Um êxodo inédito em tempos de paz
A formação continua reivindicando o direito à autodeterminação, que poderia tomar a forma de um plebiscito sobre uma eventual união do Kosovo e da Albânia, enquanto essa questão é um tabu para os outros partidos, e reserva suas mais vivas críticas para a ação internacional: “O Kosovo estabelecido em 1999 parece em muitos aspectos com um Estado falido, e a União Europeia parece não ter nenhuma outra perspectiva para a região além de uma ilusória ‘estabilidade’, que impede qualquer desenvolvimento”, explica o dirigente. Por outro lado, Kurti se pronuncia a favor de um diálogo direto com os sérvios do Kosovo. Para tentar ganhar credibilidade, o partido recentemente se aproximou da Internacional Socialista e não se opõe à perspectiva da integração europeia do Kosovo, reivindicada pelo conjunto da classe política local. Kurti, que acompanhou com atenção a crise grega, não alimenta, no entanto, muitas ilusões sobre “a violência potencial das grandes potências” caso sua formação chegue ao poder. A prioridade do seu partido continua sendo favorecer um desenvolvimento econômico interno, rompendo radicalmente com o modelo escolhido por todos os países dos Bálcãs, que repousa na dupla privatizações-investimentos estrangeiros, a qual até agora não apresentou resultados comprobatórios em lugar algum.
Durante o inverno de 2014-2015, mais de 100 mil pessoas, ou seja, mais de 7% da população total, deixaram o país em algumas semanas – um movimento de êxodo inédito em tempos de paz. “O governo deixa as pessoas partirem”, comentava então Kurti, esclarecendo: “Para ele, é apenas uma maneira de aliviar a pressão social.
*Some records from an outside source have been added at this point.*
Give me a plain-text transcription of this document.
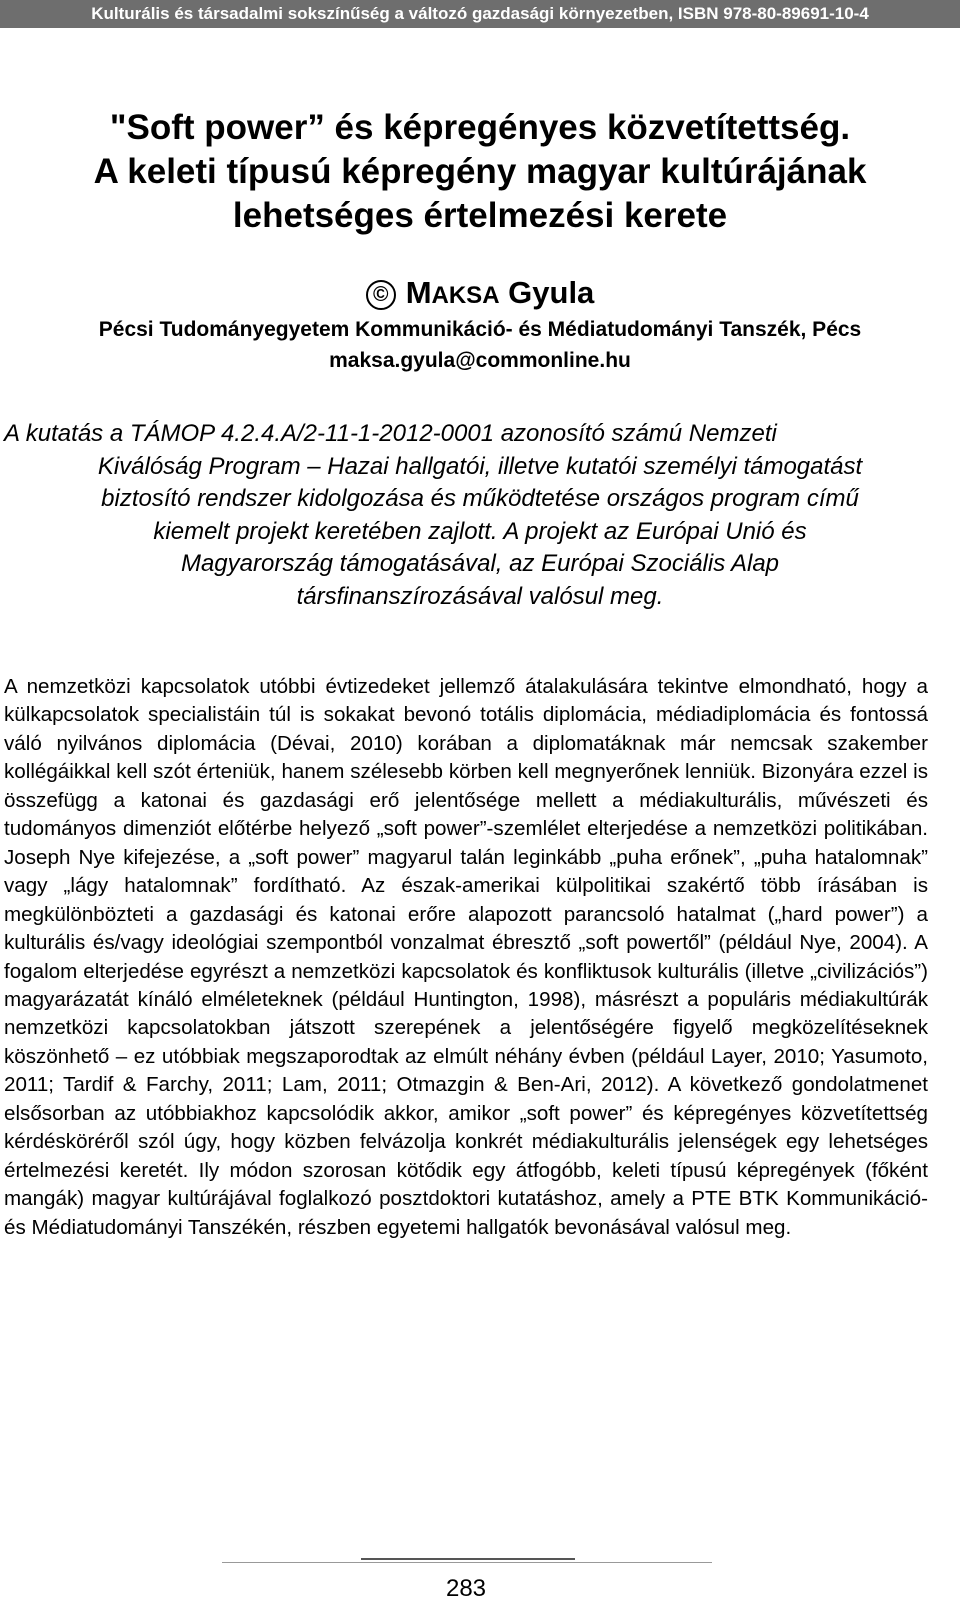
Kulturális és társadalmi sokszínűség a változó gazdasági környezetben, ISBN 978-80-89691-10-4
"Soft power” és képregényes közvetítettség.
A keleti típusú képregény magyar kultúrájának
lehetséges értelmezési kerete
© MAKSA Gyula
Pécsi Tudományegyetem Kommunikáció- és Médiatudományi Tanszék, Pécs
maksa.gyula@commonline.hu
A kutatás a TÁMOP 4.2.4.A/2-11-1-2012-0001 azonosító számú Nemzeti
Kiválóság Program – Hazai hallgatói, illetve kutatói személyi támogatást
biztosító rendszer kidolgozása és működtetése országos program című
kiemelt projekt keretében zajlott. A projekt az Európai Unió és
Magyarország támogatásával, az Európai Szociális Alap
társfinanszírozásával valósul meg.

A nemzetközi kapcsolatok utóbbi évtizedeket jellemző átalakulására tekintve elmondható, hogy a külkapcsolatok specialistáin túl is sokakat bevonó totális diplomácia, médiadiplomácia és fontossá váló nyilvános diplomácia (Dévai, 2010) korában a diplomatáknak már nemcsak szakember kollégáikkal kell szót érteniük, hanem szélesebb körben kell megnyerőnek lenniük. Bizonyára ezzel is összefügg a katonai és gazdasági erő jelentősége mellett a médiakulturális, művészeti és tudományos dimenziót előtérbe helyező „soft power”-szemlélet elterjedése a nemzetközi politikában. Joseph Nye kifejezése, a „soft power” magyarul talán leginkább „puha erőnek”, „puha hatalomnak” vagy „lágy hatalomnak” fordítható. Az észak-amerikai külpolitikai szakértő több írásában is megkülönbözteti a gazdasági és katonai erőre alapozott parancsoló hatalmat („hard power”) a kulturális és/vagy ideológiai szempontból vonzalmat ébresztő „soft powertől” (például Nye, 2004). A fogalom elterjedése egyrészt a nemzetközi kapcsolatok és konfliktusok kulturális (illetve „civilizációs”) magyarázatát kínáló elméleteknek (például Huntington, 1998), másrészt a populáris médiakultúrák nemzetközi kapcsolatokban játszott szerepének a jelentőségére figyelő megközelítéseknek köszönhető – ez utóbbiak megszaporodtak az elmúlt néhány évben (például Layer, 2010; Yasumoto, 2011; Tardif & Farchy, 2011; Lam, 2011; Otmazgin & Ben-Ari, 2012). A következő gondolatmenet elsősorban az utóbbiakhoz kapcsolódik akkor, amikor „soft power” és képregényes közvetítettség kérdésköréről szól úgy, hogy közben felvázolja konkrét médiakulturális jelenségek egy lehetséges értelmezési keretét. Ily módon szorosan kötődik egy átfogóbb, keleti típusú képregények (főként mangák) magyar kultúrájával foglalkozó posztdoktori kutatáshoz, amely a PTE BTK Kommunikáció- és Médiatudományi Tanszékén, részben egyetemi hallgatók bevonásával valósul meg.

283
Além disso, são nossos eleitores potenciais, os jovens, os primeiros a partir”. Em um Kosovo onde as ventanias da “transição” e de suas privatizações selvagens destruíram quase toda atividade econômica e o desemprego real atinge cerca da metade da população ativa, a emigração aparece sempre como a única perspectiva de futuro para os jovens, diplomados ou não.
*Jean-Arnault Dérens é redator-chefe do Courrier des Balkans.